Mouse Monoclonal Antibody to Human Ki67, Ki-67 Cat# MCA-6G3

      The Ki67 protein was first discovered in an attempt to generate cancer specific monoclonal antibodies. Mice were injected with nuclear preparations from Hodgkin's lymphoma cells. One hybridoma produced an antibody which strongly stained the nucleoli of dividing but not quiescent cells. The antibody was named Ki67; the name was derived of Kiel, Germany which was where the work was performed, and the number 67 was the well number in which hybridoma was first identified (1). The original Ki67 antibody recognizes a very large protein with two isoforms of 345kDa and 395kDa. Western blots often show a ladder of smaller fragments of these isoforms since the proteins are rather unstable, consistent with their short in vivo half-life of about 1 hour. The two Ki67 proteins were found to be heavily expressed in proliferating cells, but to be absent in quiescent cells (2). The presence of the Ki67 protein is frequently used as an indicator of cell proliferation and its level of expression is one of the most reliable biomarkers of proliferative status of cancer cells. Much research shows a correlation between Ki67 protein level and prognosis in cancer patients, when high Ki67 levels being associated with poorer outcomes (3-7). The original Ki67 antibody and several others have become so widely used that a search for “(ki-67 or Ki67) AND antibody” in PubMed in August 2018 produced over 5,600 results. Recent studies show that Ki67 functions as a “biological surfactant”, which is essential for the separation of condensed chromosomal DNA into the two daughter cells during cell division (8). This presumably explains the highly basic nature of Ki67, allowing a charge-based interaction with nucleic acids, and the lack of this protein in non-dividing cells.

      This antibody has been tested on formalin fixed and paraffin embedded samples for IHC, and is not recommended for this purpose.

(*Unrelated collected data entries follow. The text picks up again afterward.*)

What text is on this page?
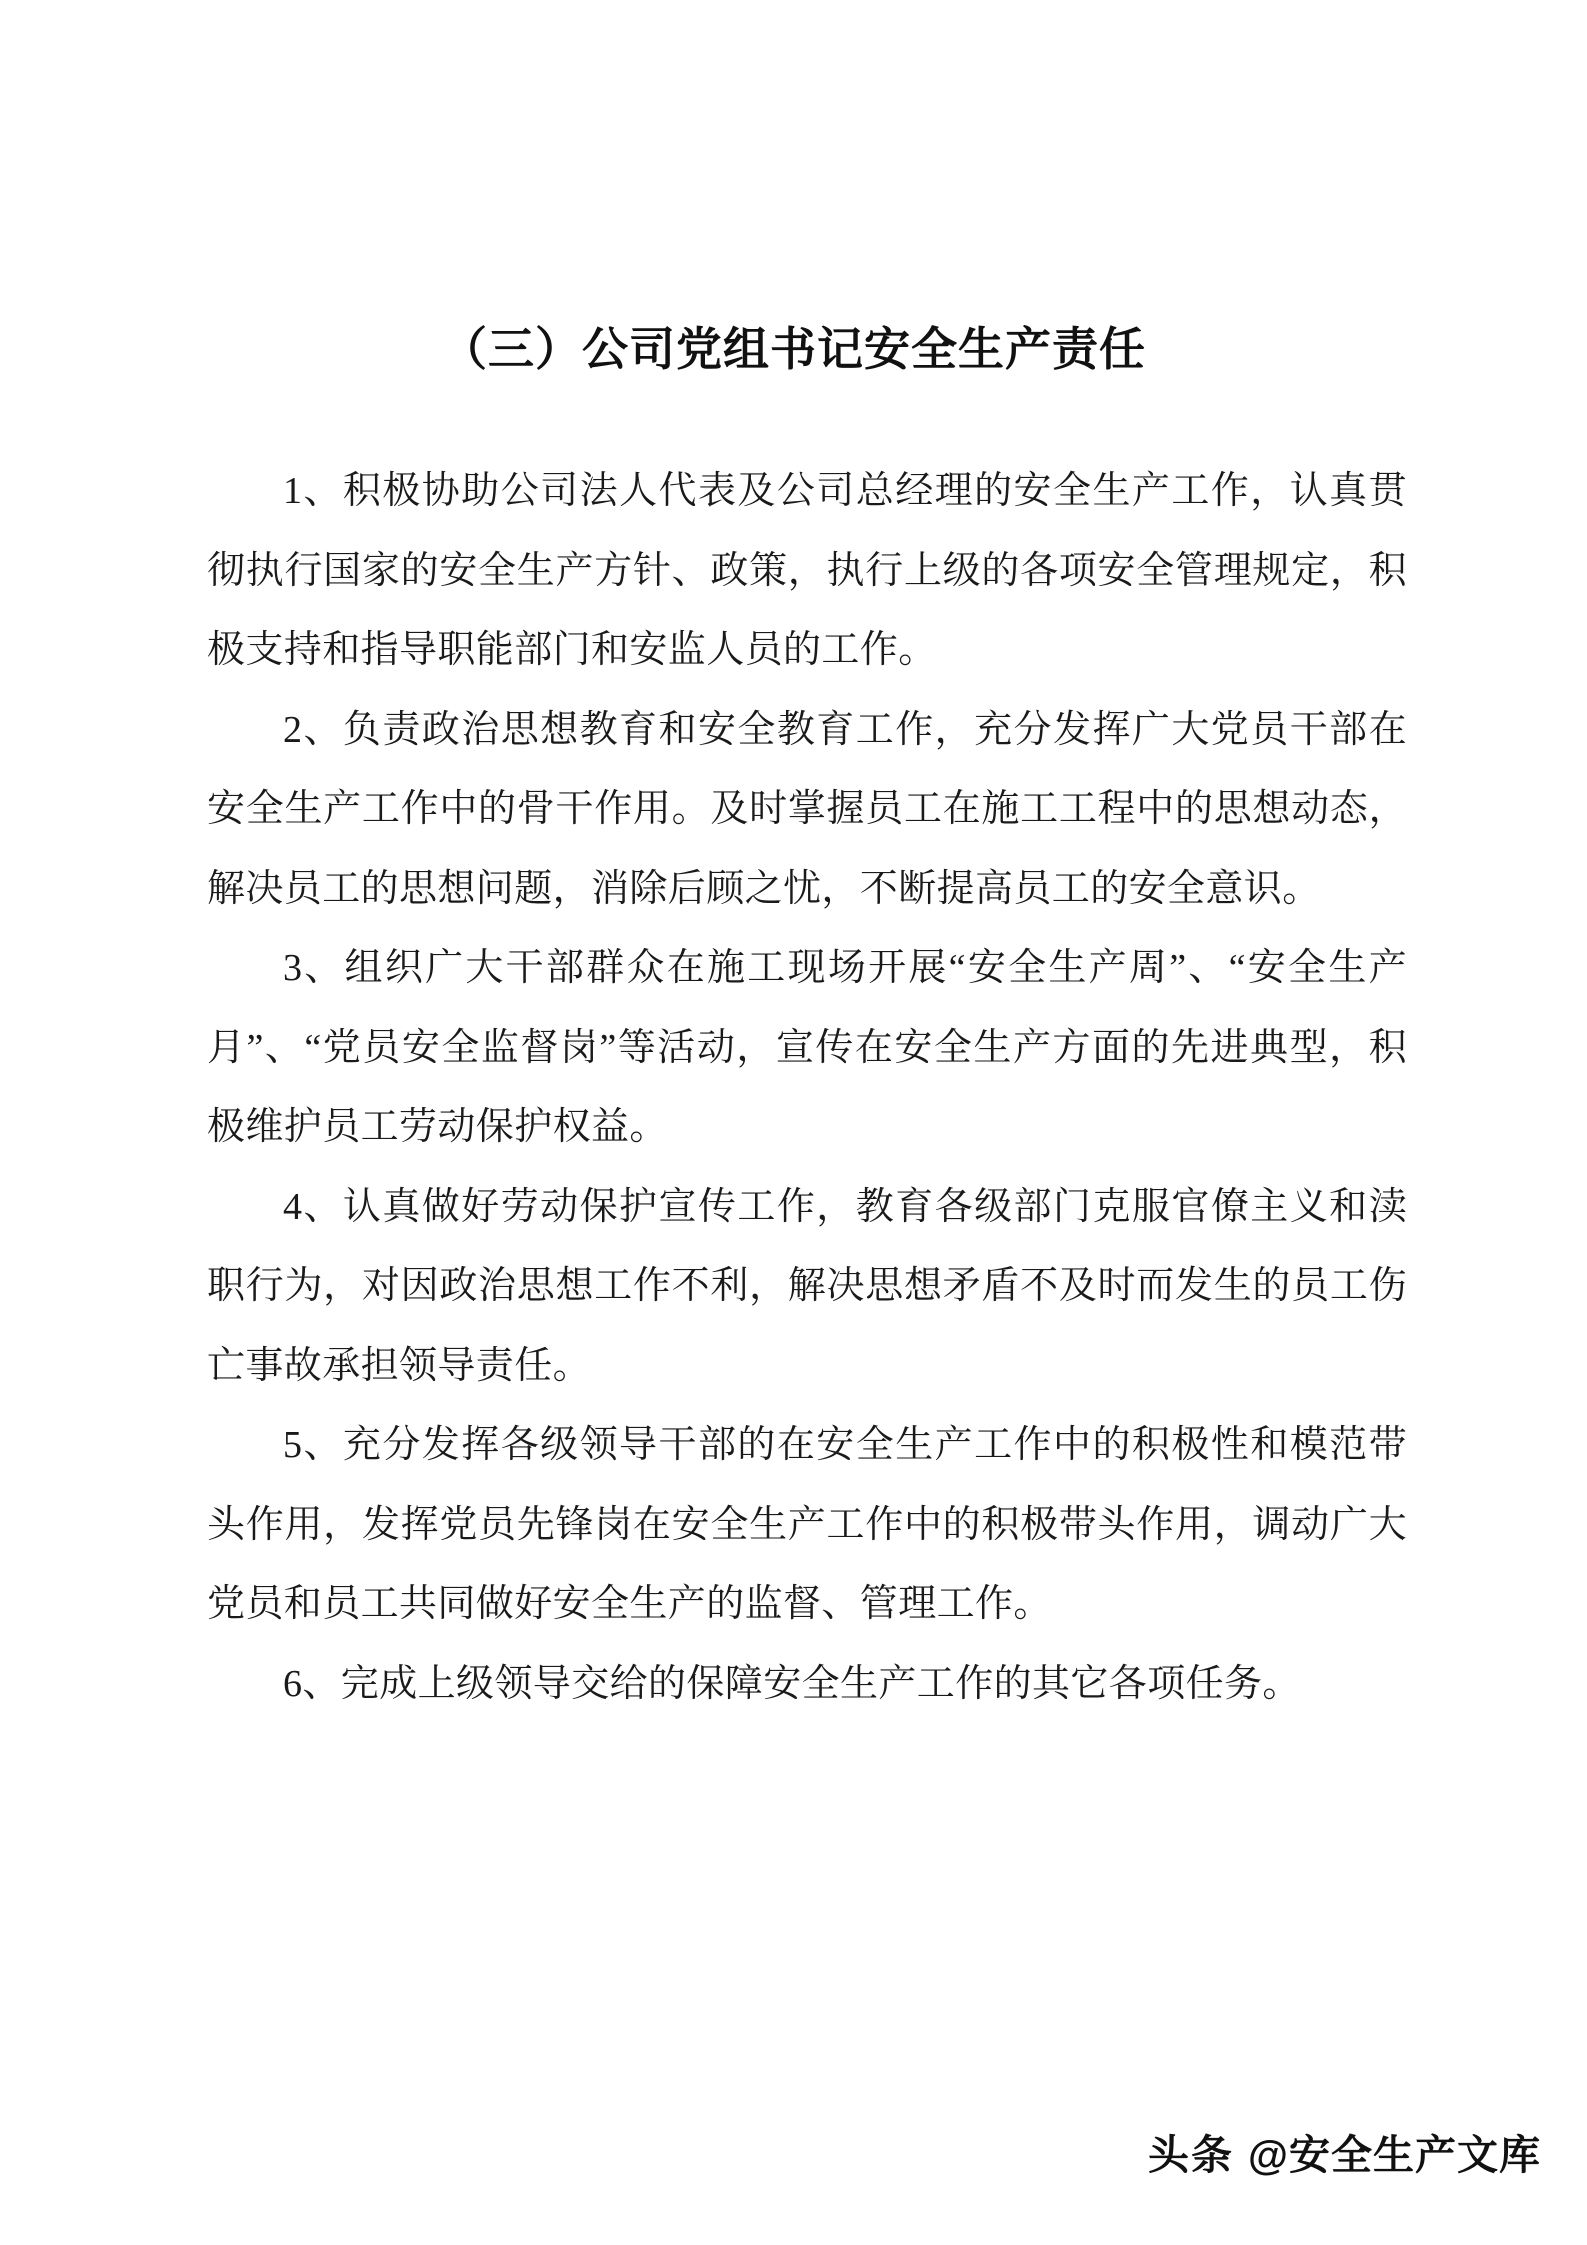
（三）公司党组书记安全生产责任

1、积极协助公司法人代表及公司总经理的安全生产工作，认真贯彻执行国家的安全生产方针、政策，执行上级的各项安全管理规定，积极支持和指导职能部门和安监人员的工作。

2、负责政治思想教育和安全教育工作，充分发挥广大党员干部在安全生产工作中的骨干作用。及时掌握员工在施工工程中的思想动态，解决员工的思想问题，消除后顾之忧，不断提高员工的安全意识。

3、组织广大干部群众在施工现场开展“安全生产周”、“安全生产月”、“党员安全监督岗”等活动，宣传在安全生产方面的先进典型，积极维护员工劳动保护权益。

4、认真做好劳动保护宣传工作，教育各级部门克服官僚主义和渎职行为，对因政治思想工作不利，解决思想矛盾不及时而发生的员工伤亡事故承担领导责任。

5、充分发挥各级领导干部的在安全生产工作中的积极性和模范带头作用，发挥党员先锋岗在安全生产工作中的积极带头作用，调动广大党员和员工共同做好安全生产的监督、管理工作。

6、完成上级领导交给的保障安全生产工作的其它各项任务。

头条 @安全生产文库
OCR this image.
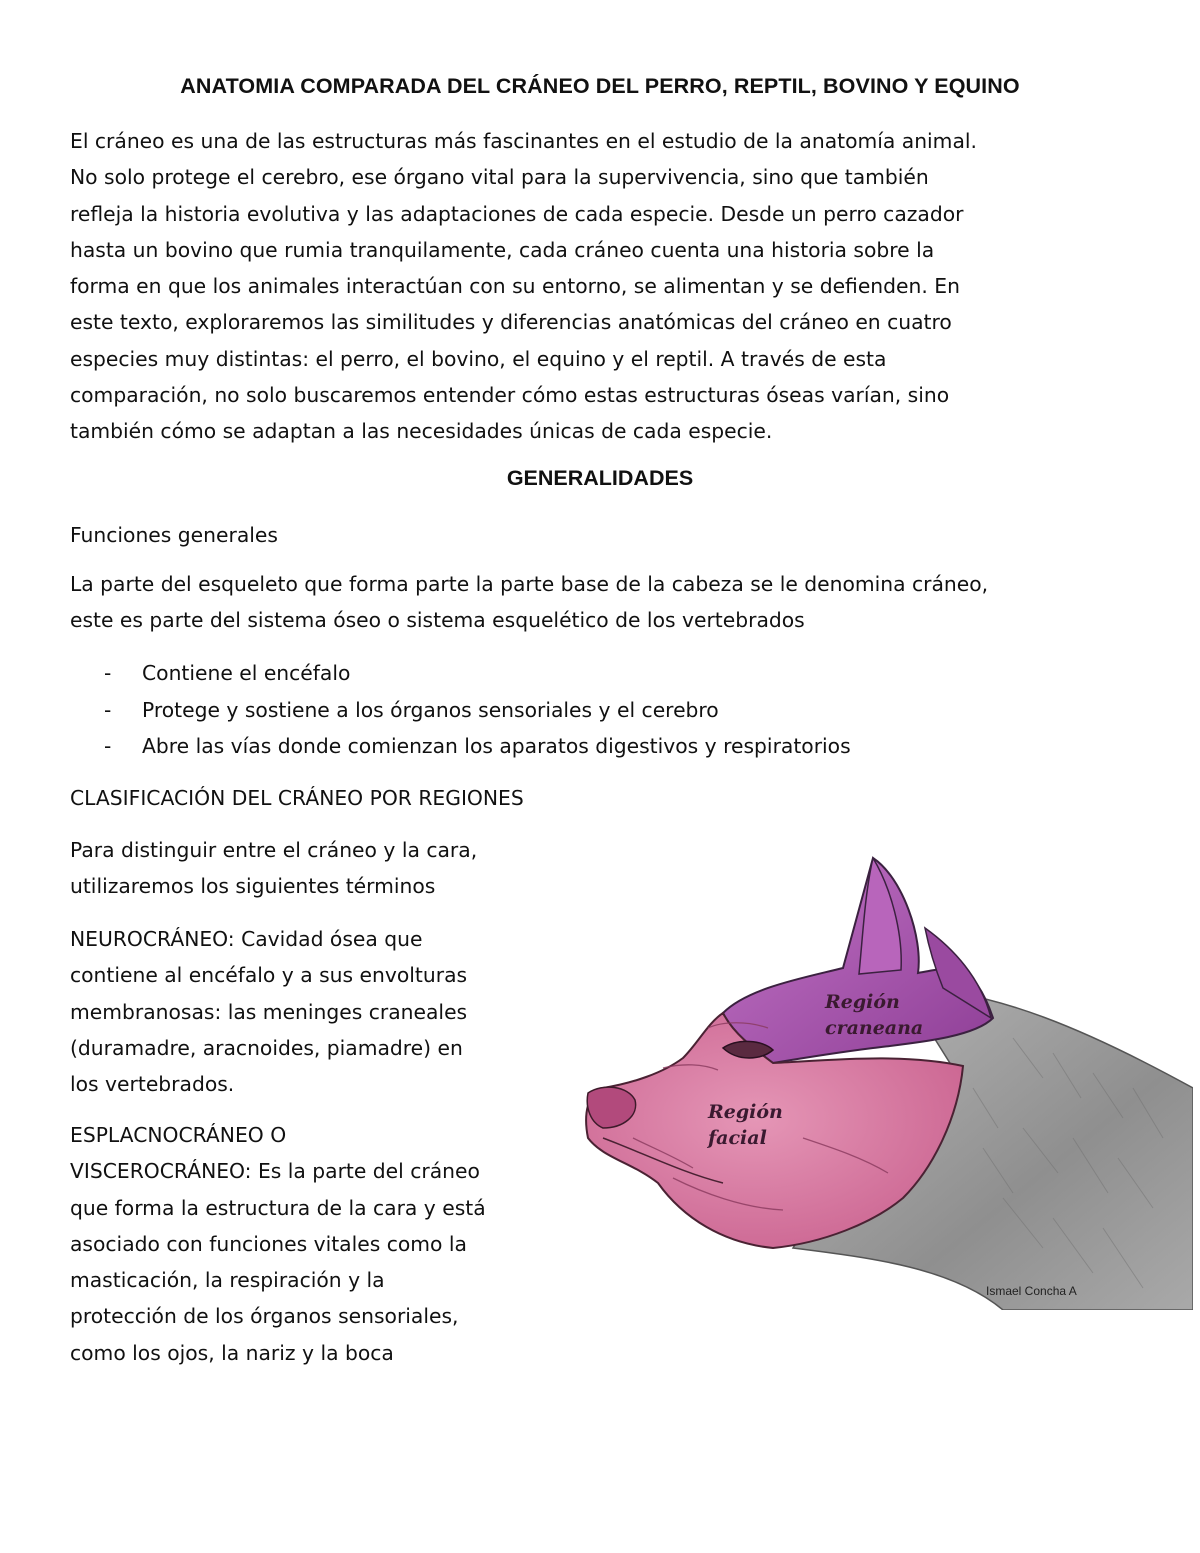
ANATOMIA COMPARADA DEL CRÁNEO DEL PERRO, REPTIL, BOVINO Y EQUINO
El cráneo es una de las estructuras más fascinantes en el estudio de la anatomía animal.
No solo protege el cerebro, ese órgano vital para la supervivencia, sino que también
refleja la historia evolutiva y las adaptaciones de cada especie. Desde un perro cazador
hasta un bovino que rumia tranquilamente, cada cráneo cuenta una historia sobre la
forma en que los animales interactúan con su entorno, se alimentan y se defienden. En
este texto, exploraremos las similitudes y diferencias anatómicas del cráneo en cuatro
especies muy distintas: el perro, el bovino, el equino y el reptil. A través de esta
comparación, no solo buscaremos entender cómo estas estructuras óseas varían, sino
también cómo se adaptan a las necesidades únicas de cada especie.
GENERALIDADES
Funciones generales
La parte del esqueleto que forma parte la parte base de la cabeza se le denomina cráneo,
este es parte del sistema óseo o sistema esquelético de los vertebrados
- Contiene el encéfalo
- Protege y sostiene a los órganos sensoriales y el cerebro
- Abre las vías donde comienzan los aparatos digestivos y respiratorios
CLASIFICACIÓN DEL CRÁNEO POR REGIONES
Para distinguir entre el cráneo y la cara,
utilizaremos los siguientes términos
NEUROCRÁNEO: Cavidad ósea que
contiene al encéfalo y a sus envolturas
membranosas: las meninges craneales
(duramadre, aracnoides, piamadre) en
los vertebrados.
ESPLACNOCRÁNEO O
VISCEROCRÁNEO: Es la parte del cráneo
que forma la estructura de la cara y está
asociado con funciones vitales como la
masticación, la respiración y la
protección de los órganos sensoriales,
como los ojos, la nariz y la boca
Región
craneana
Región
facial
Ismael Concha A
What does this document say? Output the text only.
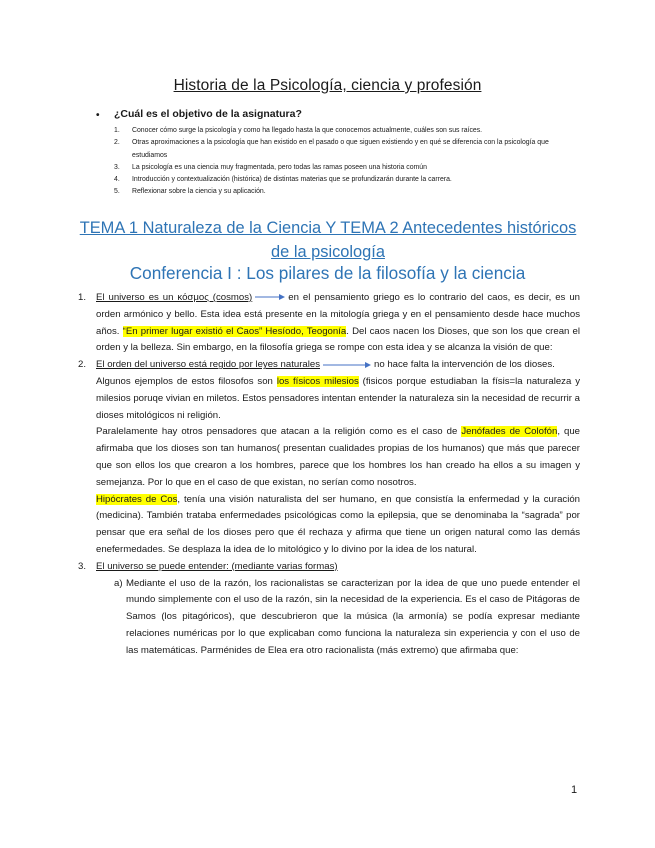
Historia de la Psicología, ciencia y profesión
• ¿Cuál es el objetivo de la asignatura?
1. Conocer cómo surge la psicología y como ha llegado hasta la que conocemos actualmente, cuáles son sus raíces.
2. Otras aproximaciones a la psicología que han existido en el pasado o que siguen existiendo y en qué se diferencia con la psicología que estudiamos
3. La psicología es una ciencia muy fragmentada, pero todas las ramas poseen una historia común
4. Introducción y contextualización (histórica) de distintas materias que se profundizarán durante la carrera.
5. Reflexionar sobre la ciencia y su aplicación.
TEMA 1 Naturaleza de la Ciencia Y TEMA 2 Antecedentes históricos de la psicología
Conferencia I : Los pilares de la filosofía y la ciencia
1. El universo es un κόσμος (cosmos)	en el pensamiento griego es lo contrario del caos, es decir, es un orden armónico y bello. Esta idea está presente en la mitología griega y en el pensamiento desde hace muchos años. “En primer lugar existió el Caos” Hesíodo, Teogonía. Del caos nacen los Dioses, que son los que crean el orden y la belleza. Sin embargo, en la filosofía griega se rompe con esta idea y se alcanza la visión de que:
2. El orden del universo está regido por leyes naturales	no hace falta la intervención de los dioses.
Algunos ejemplos de estos filosofos son los físicos milesios (fisicos porque estudiaban la físis=la naturaleza y milesios poruqe vivian en miletos. Estos pensadores intentan entender la naturaleza sin la necesidad de recurrir a dioses mitológicos ni religión.
Paralelamente hay otros pensadores que atacan a la religión como es el caso de Jenófades de Colofón, que afirmaba que los dioses son tan humanos( presentan cualidades propias de los humanos) que más que parecer que son ellos los que crearon a los hombres, parece que los hombres los han creado ha ellos a su imagen y semejanza. Por lo que en el caso de que existan, no serían como nosotros.
Hipócrates de Cos, tenía una visión naturalista del ser humano, en que consistía la enfermedad y la curación (medicina). También trataba enfermedades psicológicas como la epilepsia, que se denominaba la “sagrada” por pensar que era señal de los dioses pero que él rechaza y afirma que tiene un origen natural como las demás enefermedades. Se desplaza la idea de lo mitológico y lo divino por la idea de los natural.
3. El universo se puede entender: (mediante varias formas)
a) Mediante el uso de la razón, los racionalistas se caracterizan por la idea de que uno puede entender el mundo simplemente con el uso de la razón, sin la necesidad de la experiencia. Es el caso de Pitágoras de Samos (los pitagóricos), que descubrieron que la música (la armonía) se podía expresar mediante relaciones numéricas por lo que explicaban como funciona la naturaleza sin experiencia y con el uso de las matemáticas. Parménides de Elea era otro racionalista (más extremo) que afirmaba que:
1
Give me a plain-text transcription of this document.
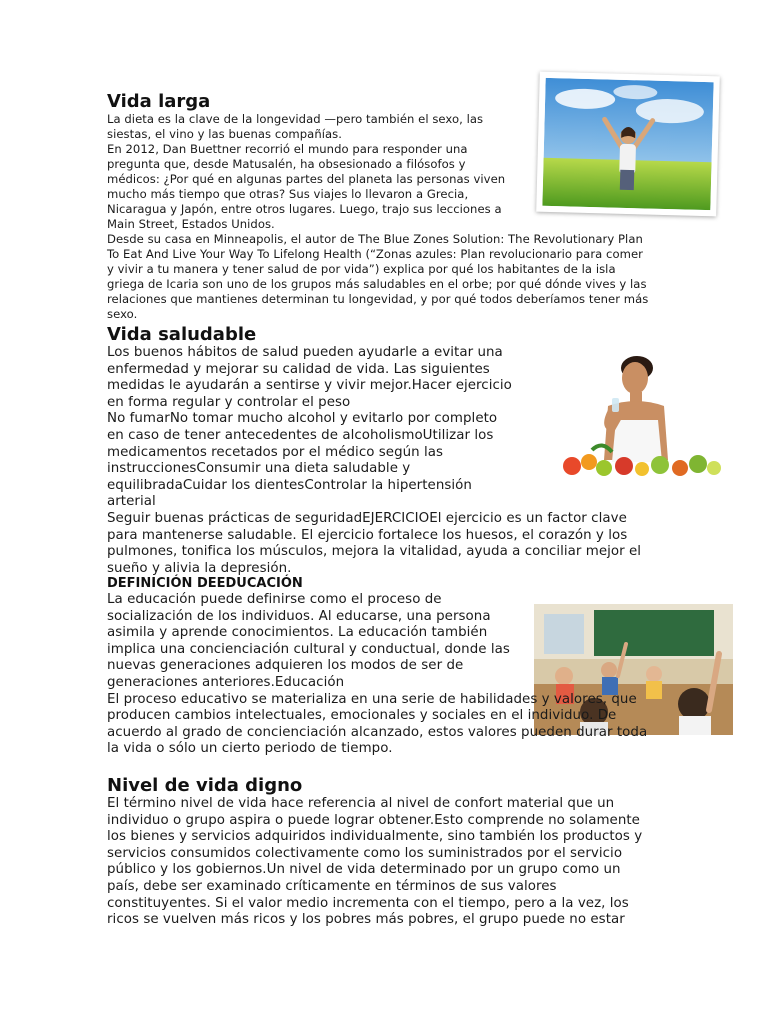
Vida larga

La dieta es la clave de la longevidad —pero también el sexo, las siestas, el vino y las buenas compañías.

En 2012, Dan Buettner recorrió el mundo para responder una pregunta que, desde Matusalén, ha obsesionado a filósofos y médicos: ¿Por qué en algunas partes del planeta las personas viven mucho más tiempo que otras? Sus viajes lo llevaron a Grecia, Nicaragua y Japón, entre otros lugares. Luego, trajo sus lecciones a Main Street, Estados Unidos.

Desde su casa en Minneapolis, el autor de The Blue Zones Solution: The Revolutionary Plan To Eat And Live Your Way To Lifelong Health (“Zonas azules: Plan revolucionario para comer y vivir a tu manera y tener salud de por vida”) explica por qué los habitantes de la isla griega de Icaria son uno de los grupos más saludables en el orbe; por qué dónde vives y las relaciones que mantienes determinan tu longevidad, y por qué todos deberíamos tener más sexo.

Vida saludable

Los buenos hábitos de salud pueden ayudarle a evitar una enfermedad y mejorar su calidad de vida. Las siguientes medidas le ayudarán a sentirse y vivir mejor.Hacer ejercicio en forma regular y controlar el peso

No fumarNo tomar mucho alcohol y evitarlo por completo en caso de tener antecedentes de alcoholismoUtilizar los medicamentos recetados por el médico según las instruccionesConsumir una dieta saludable y equilibradaCuidar los dientesControlar la hipertensión arterial

Seguir buenas prácticas de seguridadEJERCICIOEl ejercicio es un factor clave para mantenerse saludable. El ejercicio fortalece los huesos, el corazón y los pulmones, tonifica los músculos, mejora la vitalidad, ayuda a conciliar mejor el sueño y alivia la depresión.

DEFINICIÓN DEEDUCACIÓN

La educación puede definirse como el proceso de socialización de los individuos. Al educarse, una persona asimila y aprende conocimientos. La educación también implica una concienciación cultural y conductual, donde las nuevas generaciones adquieren los modos de ser de generaciones anteriores.Educación

El proceso educativo se materializa en una serie de habilidades y valores, que producen cambios intelectuales, emocionales y sociales en el individuo. De acuerdo al grado de concienciación alcanzado, estos valores pueden durar toda la vida o sólo un cierto periodo de tiempo.

Nivel de vida digno

El término nivel de vida hace referencia al nivel de confort material que un individuo o grupo aspira o puede lograr obtener.Esto comprende no solamente los bienes y servicios adquiridos individualmente, sino también los productos y servicios consumidos colectivamente como los suministrados por el servicio público y los gobiernos.Un nivel de vida determinado por un grupo como un país, debe ser examinado críticamente en términos de sus valores constituyentes. Si el valor medio incrementa con el tiempo, pero a la vez, los ricos se vuelven más ricos y los pobres más pobres, el grupo puede no estar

1. Gerdes J, Schwab U, Lemke H, Stein H.  Production of a mouse monoclonal antibody reactive with a human nuclear antigen associated with cell proliferation. Int. J. Cancer 31:13-20 (1983).
2. Kill IR, Faragher RGA, Lawrence K. Shall S. The expression of proliferation-dependent antigens during the lifespan of normal and progeroid human fibroblasts in culture. J. Cell Sci. 107:571-9 (1994).
3. Yerushalmi R, et al. Ki67 in breast cancer: Prognostic and predictive potential. Lancet Oncol. 11:174–83 (2010).
4. Josefsson A, et al. Low endoglin vascular density and Ki67 index in Gleason score 6 tumours may identify prostate cancer patients suitable for surveillance. Scand. J. Urol. Nephrol. 46:247–57 (2012).
5. Ishihara M, et al. Retrospective analysis of risk factors for central nervous system metastases in operable breast cancer: effects of biologic subtype and Ki67 overexpression on survival. Oncology. 84:135–140 (2013).
6. Cheang MC, et al. Ki67 Index, HER2 Status, and Prognosis of Patients With Luminal B Breast Cancer. J. Natl. Cancer Inst. 101:736-50 (2009).
7. Margulis V, et al.  Multi-institutional validation of the predictive value of Ki-67 labeling index in patients with urinary bladder cancer. J. Natl. Cancer Inst. 101:114-9 (2009).
8. Cuylen S, et al. Ki-67 acts as a biological surfactant to disperse mitotic chromosomes.Nature. 535:308-12 (2016).